A REFORMA TRIBUTÁRIA E A ATUAL CRISE ECONÔMICA PODEM TER ABERTO UMA JANELA DE OPORTUNIDADE PARA MUDARMOS ESSE JOGO, EM DIREÇÃO A UM PAÍS MAIS JUSTO

A “alíquota efetiva”, ou o total de tributos pagos em proporção da renda total declarada, tributável ou não, deveria aumentar conforme a renda. Mas isso só ocorre até os contribuintes que declaram em média cerca de R$ 35 mil por mês em rendimentos. A progressividade pode ser vista no gráfico abaixo. O ordenamento e a alíquota efetiva foram calculados sobre a renda RB2, ou a renda tributável bruta + renda de sócio/titular + lucros e dividendos + rendimento sujeito à tributação exclusiva.

Dois gráficos mostram o rendimento da população e a alíquota efetiva cobrada dos contribuintes por faixa de renda

O recurso de imaginarmos uma escada com 100 degraus ordenando os contribuintes segundo sua renda anual declarada é sempre conveniente neste momento. Até o 15º degrau a alíquota efetiva é próxima a zero. A receita até recolheu cerca de R$ 5 milhões em impostos com os 7,5 milhões de contribuintes no primeiro quarto da escada — ou seja, com os que estão nos 25 primeiros degraus —, mas é um valor insignificante perto dos R$ 153,8 bilhões arrecadados em 2018.

A partir do 15º degrau a alíquota se eleva de forma progressiva até o 98º, o antepenúltimo. Neste patamar, os declarantes pagam entre 13,4% e 11,8% de imposto, e a alíquota é menor quando incluímos na RB2 as receitas declaradas como “outros rendimentos isentos”. Daí em diante a alíquota efetiva despenca. Os 29,8 mil declarantes no penúltimo degrau pagam em média 10,7% da renda em IRPF. Já o pessoal no clube dos 1% paga apenas 4,7% em média.

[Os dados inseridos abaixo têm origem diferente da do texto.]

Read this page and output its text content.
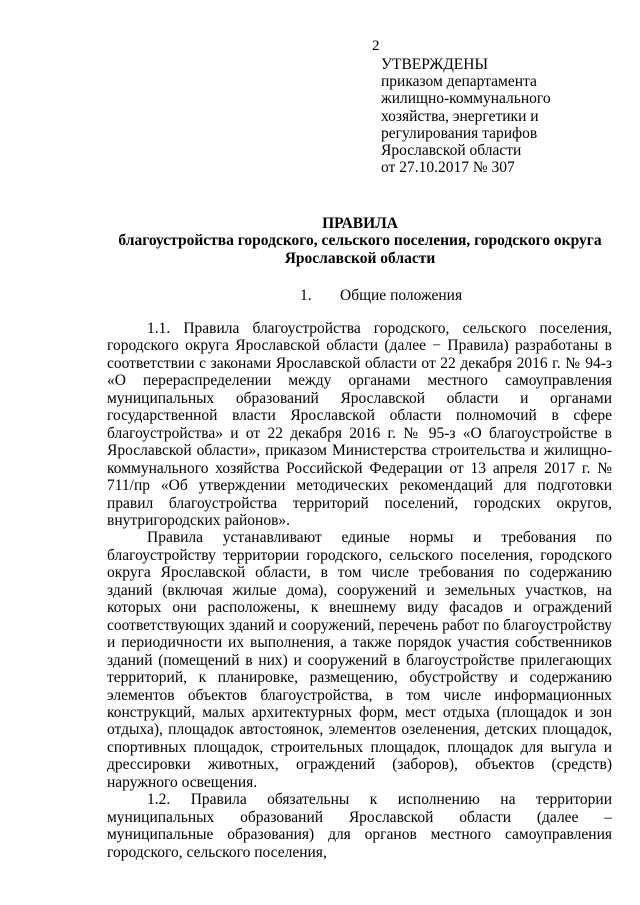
2
УТВЕРЖДЕНЫ
приказом департамента
жилищно-коммунального
хозяйства, энергетики и
регулирования тарифов
Ярославской области
от 27.10.2017 № 307
ПРАВИЛА
благоустройства городского, сельского поселения, городского округа
Ярославской области
1. Общие положения

1.1. Правила благоустройства городского, сельского поселения, городского округа Ярославской области (далее − Правила) разработаны в соответствии с законами Ярославской области от 22 декабря 2016 г. № 94-з «О перераспределении между органами местного самоуправления муниципальных образований Ярославской области и органами государственной власти Ярославской области полномочий в сфере благоустройства» и от 22 декабря 2016 г. № 95-з «О благоустройстве в Ярославской области», приказом Министерства строительства и жилищно-коммунального хозяйства Российской Федерации от 13 апреля 2017 г. № 711/пр «Об утверждении методических рекомендаций для подготовки правил благоустройства территорий поселений, городских округов, внутригородских районов».

Правила устанавливают единые нормы и требования по благоустройству территории городского, сельского поселения, городского округа Ярославской области, в том числе требования по содержанию зданий (включая жилые дома), сооружений и земельных участков, на которых они расположены, к внешнему виду фасадов и ограждений соответствующих зданий и сооружений, перечень работ по благоустройству и периодичности их выполнения, а также порядок участия собственников зданий (помещений в них) и сооружений в благоустройстве прилегающих территорий, к планировке, размещению, обустройству и содержанию элементов объектов благоустройства, в том числе информационных конструкций, малых архитектурных форм, мест отдыха (площадок и зон отдыха), площадок автостоянок, элементов озеленения, детских площадок, спортивных площадок, строительных площадок, площадок для выгула и дрессировки животных, ограждений (заборов), объектов (средств) наружного освещения.

1.2. Правила обязательны к исполнению на территории муниципальных образований Ярославской области (далее – муниципальные образования) для органов местного самоуправления городского, сельского поселения,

Mesmo os 1% mais ricos podem se achar injustiçados, pois enquanto os 10% mais “pobres” deste grupo pagam alíquota de 8,8% sobre a renda, os 10% mais ricos pagam uma alíquota efetiva de apenas 2,5%. A pontinha da cauda é ainda mais cruel: os 2.984 declarantes com maior renda pagaram efetivamente em 2018 apenas 1,6% em imposto sobre a renda total declarada. Não resta dúvida que os mais ricos pagam proporcionalmente menos, e não mais, como receita a teoria. E até aqui foram eficientes em imprimir sua agenda: chega de impostos! Mas a reforma tributária e a atual crise econômica podem ter aberto uma janela de oportunidade para mudarmos esse jogo, em direção a um país mais justo e com menos desigualdade.

Alexandre Sampaio Ferraz é economista, doutor em ciência política e assessor técnico do Dieese (Departamento Intersindical de Estatística e Estudos Socioeconômicos).